Steven Spielberg stands among cinema’s greatest directors, having given us some of the most entertaining movies ever made.
Unfortunately, Disclosure Day isn’t one of them.
Released to a strong box-office on June 11, the director’s latest doesn’t even rise to the level of his recent good-not-great offerings (Bridge of Spies, Ready Player One, Catch Me If You Can, etc.).
In fact, with such a strong pedigree — not only the accomplished director, but also a terrific cast, veteran writer and briefly out-of-retirement composer — Disclosure Day struck me as profoundly disappointing.
It’s another alien-visitation movie — a topic Spielberg has addressed in such hits as E.T., Close Encounters and even the more pessimistic War of the Worlds. I’m hesitant to specify much about the story, since previews played it close to the vest.
Suffice it to say that DD somehow has both too much plot, and too little.
It begins with what can politely be described as a cold-start, taking forever to get off the ground while piling on one unexplained mystery after another — with precious little action. (Rather surprising from the man who in Jaws and Raiders gave us two of Hollywood’s most memorable and effective openings.)
Many of these mysteries — in particular, the aliens’ intimate knowledge of our personal lives — are left unaddressed by the up-in-the-air ending; yet despite all this obfuscation, most of the movie is just an overlong chase-scene — and not a very good one at that.
Honestly, the third or fourth time those “scary” black cars pulled up, I laughed out loud. Not once had these villains managed even a smidgen of skill or intelligence in capturing the heroes. Hasn’t anyone ever heard of a back door??
One action scene involving a train does recall former Spielberg glories (even as it pays tribute to his early breakthrough — TV’s Duel). But on the whole, you can scarcely believe this is the same director who oversaw the dazzling action of Indiana Jones, Jurassic Park and even 2002’s unjustly neglected Minority Report.

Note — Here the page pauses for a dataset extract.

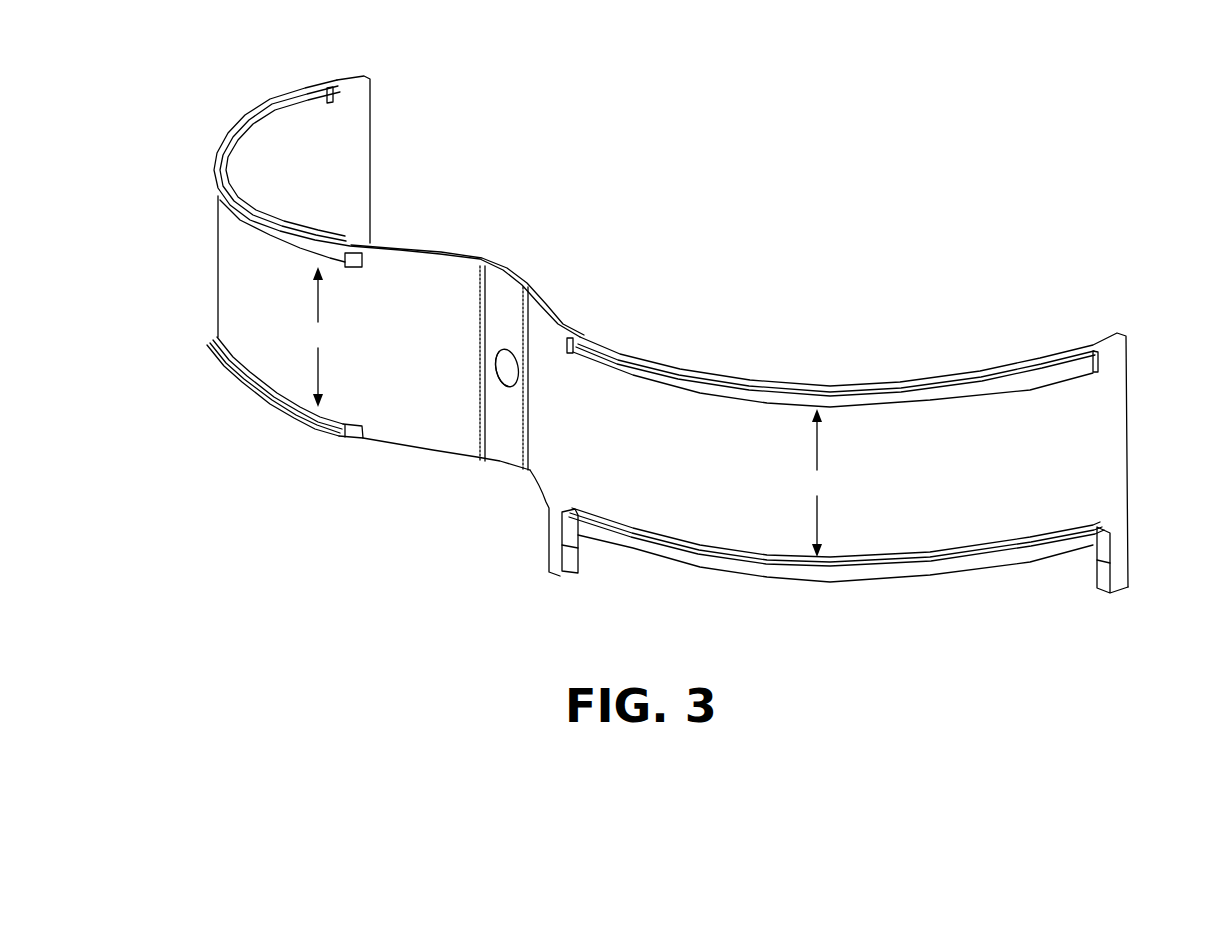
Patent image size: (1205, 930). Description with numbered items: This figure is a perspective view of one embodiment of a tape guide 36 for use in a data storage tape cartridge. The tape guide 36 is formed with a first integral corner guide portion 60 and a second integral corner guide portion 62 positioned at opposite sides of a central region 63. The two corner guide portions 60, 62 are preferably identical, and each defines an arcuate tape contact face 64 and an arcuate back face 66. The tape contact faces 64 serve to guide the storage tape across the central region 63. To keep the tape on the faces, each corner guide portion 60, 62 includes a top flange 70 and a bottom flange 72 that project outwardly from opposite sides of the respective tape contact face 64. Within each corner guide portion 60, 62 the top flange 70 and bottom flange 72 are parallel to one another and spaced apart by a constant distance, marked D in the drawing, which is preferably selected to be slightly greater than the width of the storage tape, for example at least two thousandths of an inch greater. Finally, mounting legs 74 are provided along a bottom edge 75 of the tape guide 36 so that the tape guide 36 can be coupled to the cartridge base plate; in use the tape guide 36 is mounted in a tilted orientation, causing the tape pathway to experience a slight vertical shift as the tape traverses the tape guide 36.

And speaking of past glories: Some of my high hopes for DD were inspired by its screenwriter, David Koepp — who penned not only Jurassic Park but also the original Spider-Man, as well as the first Mission: Impossible. Indeed, Koepp’s resume is so impressive that one must blame DD’s failure not on the man credited with the script, but rather on the one who came up with the original story: Spielberg himself.
Happily, DD manages to sidestep boredom with a sensational cast. Emily Blunt, who apparently can do just about anything, is brilliant as a TV meteorologist who suddenly gains unearthly abilities. Colin Firth, still looking sharp at 65, plays the somewhat nuanced bad guy trying to prevent knowledge of the aliens from getting out.
The film also has strong work by Eve Hewson (Bono’s daughter) and Wyatt Russell, son of Goldie Hawn and Kurt Russell — though its best performance is from the red-hot Colman Domingo as a sympathetic behind-the-scenes hero.
Spielberg’s long-time composer — 94-year-old John Williams — came out of retirement to score the film, though this music doesn’t feel like anything special. Visual effects, on the other hand, are all first-rate — particularly in the final scene.
That striking sequence — with black-and-white footage harking back to Roswell, plus a blink-and-miss-it cameo from Devil’s Tower — pays handsome homage to fifties sci-fi and again invokes some of Spielberg’s former glory.
But after 145 minutes of speeding cars and extraterrestrial gobbledygook, I sure wanted more than a one-word finale.
Google indicates that Spielberg’s next film will be a Western — which would be nice.
He deserves a better ride-into-the-sunset than this.